Prognostic Utility of the Patient-Derived AML Cells' Ex Vivo Drug Sensitivity Results

Genomic mutational profiles substantially influence selection of the treatment as they impact drug responses. However, the expected response to a specific treatment based on the data from a large group of the patients with the similar mutational profile is not always equal to the actual response observed at an individual basis. In this study, we measured ex vivo sensitivity of the patient-derived AML cells to 21 different anti-cancer drugs and assessed their prognostic utility.

The ex vivo drug sensitivity analysis was performed using the bone marrow (BM) aspirates of 45 out of 58 AML patients (78%), which contained sufficient number of live cancer cells.

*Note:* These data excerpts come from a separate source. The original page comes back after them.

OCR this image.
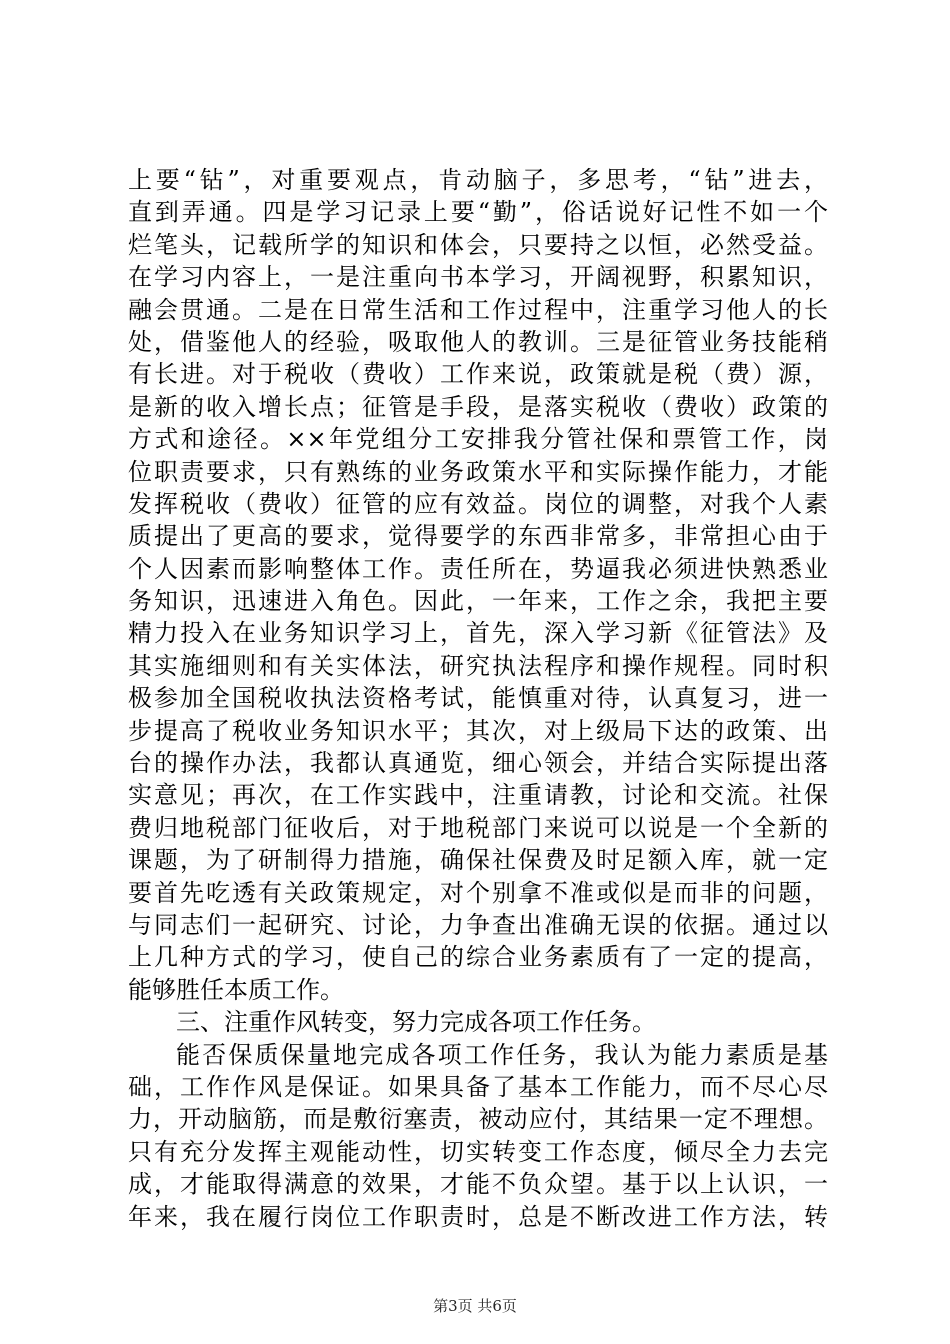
上要“钻”，对重要观点，肯动脑子，多思考，“钻”进去，
直到弄通。四是学习记录上要“勤”，俗话说好记性不如一个
烂笔头，记载所学的知识和体会，只要持之以恒，必然受益。
在学习内容上，一是注重向书本学习，开阔视野，积累知识，
融会贯通。二是在日常生活和工作过程中，注重学习他人的长
处，借鉴他人的经验，吸取他人的教训。三是征管业务技能稍
有长进。对于税收（费收）工作来说，政策就是税（费）源，
是新的收入增长点；征管是手段，是落实税收（费收）政策的
方式和途径。××年党组分工安排我分管社保和票管工作，岗
位职责要求，只有熟练的业务政策水平和实际操作能力，才能
发挥税收（费收）征管的应有效益。岗位的调整，对我个人素
质提出了更高的要求，觉得要学的东西非常多，非常担心由于
个人因素而影响整体工作。责任所在，势逼我必须进快熟悉业
务知识，迅速进入角色。因此，一年来，工作之余，我把主要
精力投入在业务知识学习上，首先，深入学习新《征管法》及
其实施细则和有关实体法，研究执法程序和操作规程。同时积
极参加全国税收执法资格考试，能慎重对待，认真复习，进一
步提高了税收业务知识水平；其次，对上级局下达的政策、出
台的操作办法，我都认真通览，细心领会，并结合实际提出落
实意见；再次，在工作实践中，注重请教，讨论和交流。社保
费归地税部门征收后，对于地税部门来说可以说是一个全新的
课题，为了研制得力措施，确保社保费及时足额入库，就一定
要首先吃透有关政策规定，对个别拿不准或似是而非的问题，
与同志们一起研究、讨论，力争查出准确无误的依据。通过以
上几种方式的学习，使自己的综合业务素质有了一定的提高，
能够胜任本质工作。
三、注重作风转变，努力完成各项工作任务。
能否保质保量地完成各项工作任务，我认为能力素质是基
础，工作作风是保证。如果具备了基本工作能力，而不尽心尽
力，开动脑筋，而是敷衍塞责，被动应付，其结果一定不理想。
只有充分发挥主观能动性，切实转变工作态度，倾尽全力去完
成，才能取得满意的效果，才能不负众望。基于以上认识，一
年来，我在履行岗位工作职责时，总是不断改进工作方法，转
第3页 共6页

The isolated blast cells were incubated for 72 hours with various concentrations of the 21 drugs used to treat hematologic malignancies, and changes in viability were measured using the Alamar Blue assay. For each drug, we calculated the individual patient's drug sensitivity in terms of the three metrics-IC ₅₀ (the drug concentration to inhibit cell population by 50%), area under the curve (AUC, area under the viability curve for a cell population over the tested drug concentration range), and E _max (the fraction of viable cells at the highest drug concentrations tested). In the context of drug potency, smaller values of IC ₅₀ AUC and E _max correspond to high drug sensitivities.

After sample acquisition, 14 out of 45 patients did not receive treatment while the remaining patients received the following treatments: Venetoclax plus hypomethylating agent (VEN+HMA) in either the newly diagnosed (ND) (n=9) or relapsed/refractory (R/R) setting (n=6), Anthracycline plus cytarabine(AraC) based induction (n=8) or reinduction (n=4), and others (n=4). Expectedly, the values of AUC, IC ₅₀ and E _max differed substantially across the cohort for all 21 drugs, in alignment with unequal responses and survival across the patients treated with the same regimen; the range of E _max, for example, spanned 0 to 100% for 17 of the 21 drugs. We confirmed that the interpersonal differences in the drug sensitivity metrics were at least 8-fold greater than the variability observed across replicate experiments performed using the leukemia cell line HL60.

Given the various disease setting and treatment modalities, we focused on the patients receiving the VEN+HMA (n=15) and Anthra + AraC based (re)induction (n=12) for further analysis. Upon evaluating the predictive utility of the drug sensitivity metrics, we found that the E _max of VEN was the most effective in predicting survival after the administration of VEN+HMA, with an ROC-AUC of 0.84. The median E _max of VEN was significantly higher (38% vs 17%) among the patients who died within 2 months of the first administration (n = 4) compared to those who survived (n = 11). When stratified into the high vs low risk subgroups based on the E _max of VEN, overall survival of the low risk subgroup was significantly ( P=0.0025) superior with hazard ratio of 8.9 (95% CI, 0.7 - 108.9). On the other hand, the AUC of VEN exhibited the strongest utility in predicting the response (CR(i)) to VEN+HMA therapy, with an ROC-AUC of 0.72. While the E _max or AUC values of the HMA drugs did not show any strong correlation to the treatment outcomes. We observed the similar tendency for other treatments including Anthracycline + AraC; E _max of idarubicin (IDA) was significantly higher (21% vs 3+1%) for the patient who died (n = 1) within 100 days of the regimen administration than those who survived (n = 7). In contrast, E _max of ARA was non-discriminant (21% vs 15+10%) although the values were in general much lower than those observed for the HMA drugs. ROC-AUC of survival and response prediction was 1.00 based on E _max of IDA, however, a bigger cohort is needed to confirm the statistical significance of the observed utility.

In conclusion, we report that our proprietary ex vivo drug sensitivity platform may have clinical utility in selecting the best-fitting therapy for AML patients in an individualized manner. Interestingly, different metrics representing the ex vivo drug sensitivity had disparate utility in prediction the clinical outcome. E _max, which correlates to the proportion of the drug-resistant cancer cells, was particularly useful in discriminating overall survival in patients treated with VEN + HMA or Anthracycline + AraC regimens, while AUC showed promise in predicting response specifically in patients treated with VEN + HMA.